Segundo dados do Ministério das Cidades, estima-se que ao menos 50% das propriedades imobiliárias urbanas no país apresentam algum tipo de irregularidade, o que resultaria em aproximadamente 100 milhões de pessoas morando em imóveis irregulares. Estima-se que desde a publicação da lei, em julho de 2017, cerca de 200 mil imóveis foram regularizados nos estados e municípios. Como exemplos, a nova legislação destravou a titulação de mais de 18.000 imóveis no Pará, 3.000 no Rio Grande do Norte, 100.000 no Estado de São Paulo e tantos outros nos estados do Rio Grande do Sul, Santa Catarina, Paraná, Pernambuco, Amazonas e Rondônia, Mato Grosso do Sul, além de outros que já estão utilizando as novas normas e instrumentos trazidos pela nova legislação.

Descata-se também potencial de arrecadação é um dos benefícios que a regularização proporciona aos municípios, e também para a comunidade, uma vez que os municípios terão mais recursos para investir em serviços públicos, obras, saneamento, mobilidade, pavimentação, entre outros.

Quando os moradores não possuem os direitos de propriedade de seus imóveis a tendência é que invistam menos na melhoria de habitabilidade e conservação. Por sua vez, o poder público também reduz o investimento e com isso a comunidade tem dificuldades, por exemplo, na mobilidade urbana, bem como a falta de infraestrutura e de equipamentos urbanos.

Além de gerar ônus financeiros ao Poder Público, a irregularidade dificulta o acesso a informações e dados para a elaboração de políticas sociais, urbanísticas e ambientais, agravando a perda de receitas. Com a  regularização fundiária as famílias ganham um endereço, segurança jurídica e estimulo para investir na sua propriedade. Os imóveis podem ser usados como garantia para a obtenção de créditos e financiamentos, e a integração do proprietário ao sistema econômico. E consequentemente há o aumento na geração de empregos e aquecimento da economia.

 Correção de problemas do PAC

Por paradoxal que possa parecer, a mesma lei do MCMV que institui os primeiros mecanismos de regularização fundiária, não conseguiu resolver problemas de outro importante programa governamental da época, as obras do Plano de Aceleração do Crescimento – PAC, que envolve a construção de moradias.

De acordo com o relatório da Caixa Econômica Federal de dezembro de 2017, que foi encaminhado ao grupo de trabalho de regularização fundiária, criado através da Portaria nº 326 de 17/07/2016, do qual a ABC fez parte, mais de 744 mil lotes destinados ao PAC ainda estavam irregulares, dos quais mais de 109 mil já com as obras físicas concluídas, mas pendente de regularização.

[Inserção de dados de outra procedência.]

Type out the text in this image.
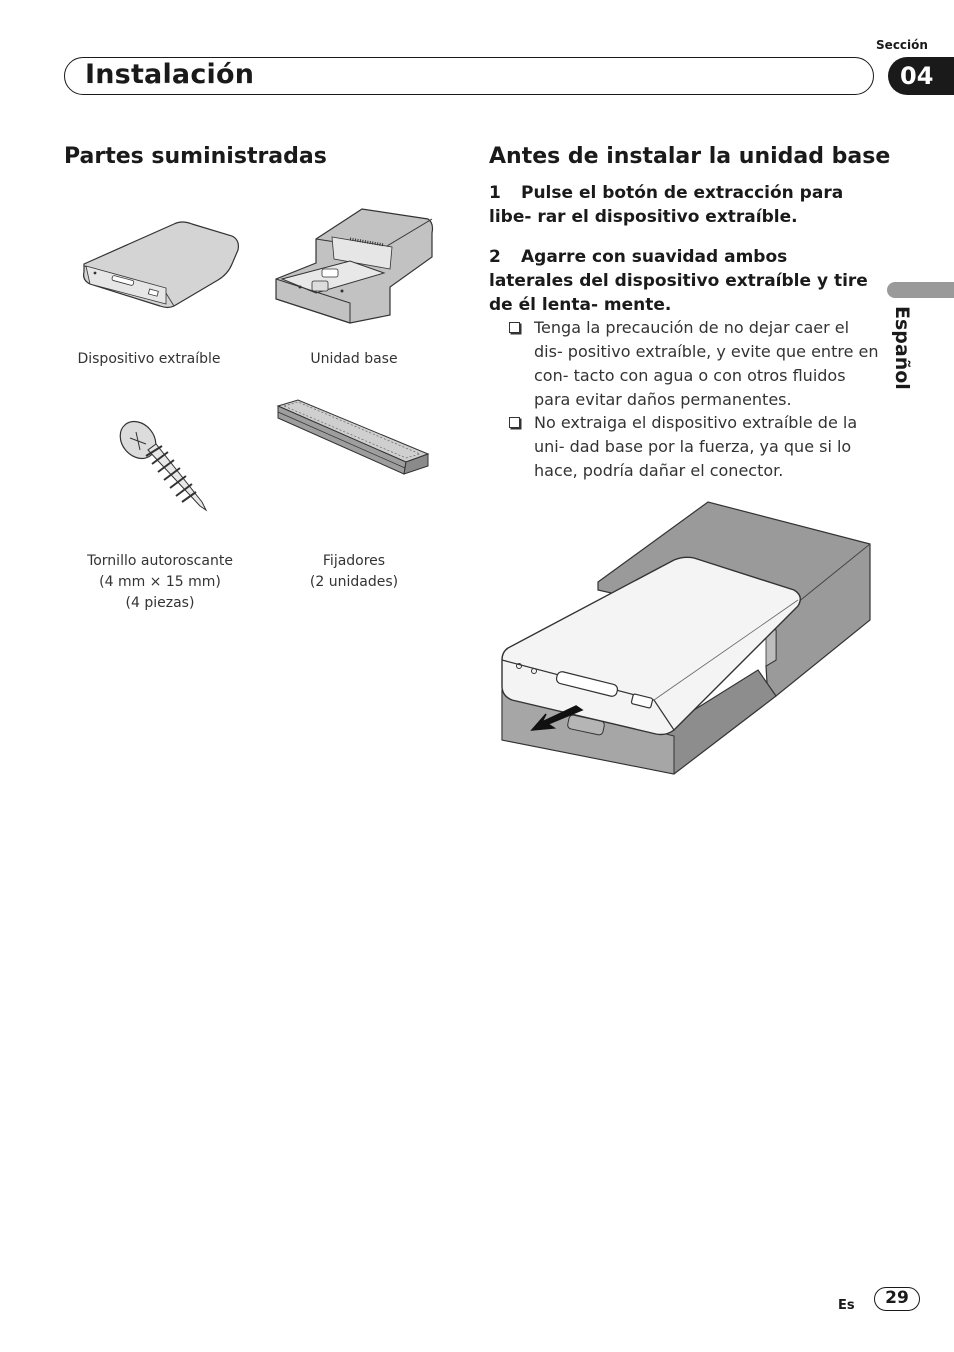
Sección
Instalación	04
Español
Partes suministradas
Dispositivo extraíble	Unidad base
Tornillo autoroscante
(4 mm × 15 mm)
(4 piezas)
Fijadores
(2 unidades)
Antes de instalar la unidad base
1 Pulse el botón de extracción para libe- rar el dispositivo extraíble.
2 Agarre con suavidad ambos laterales del dispositivo extraíble y tire de él lenta- mente.
Tenga la precaución de no dejar caer el dis- positivo extraíble, y evite que entre en con- tacto con agua o con otros fluidos para evitar daños permanentes.
No extraiga el dispositivo extraíble de la uni- dad base por la fuerza, ya que si lo hace, podría dañar el conector.
Es	29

Os principais problemas levantados pelo referido relatório em relação a irregularidade fundiária dos empreendimentos referem-se a: a) Dificuldade para desapropriação dos terrenos (lotes particulares, patrimônio da União); b) Morosidade nos cartórios para entrega dos títulos registrados; c) Ocorrências não sanadas durante o processo de regularização fundiária: d) transmissão de posse, existência de lotes vazios, documentação das famílias, morte dos titulares, recusa das famílias. e) Dificuldade para elaboração do plano/projeto de regularização fundiária; f) Falta de recursos e equipe capacitada para realização de levantamento topográfico e cadastramento socioeconômico.

Grande parte desses problemas não encontrou solução na lei anterior e podem ser resolvidos com os instrumentos trazidos pela Lei 13.465/2017.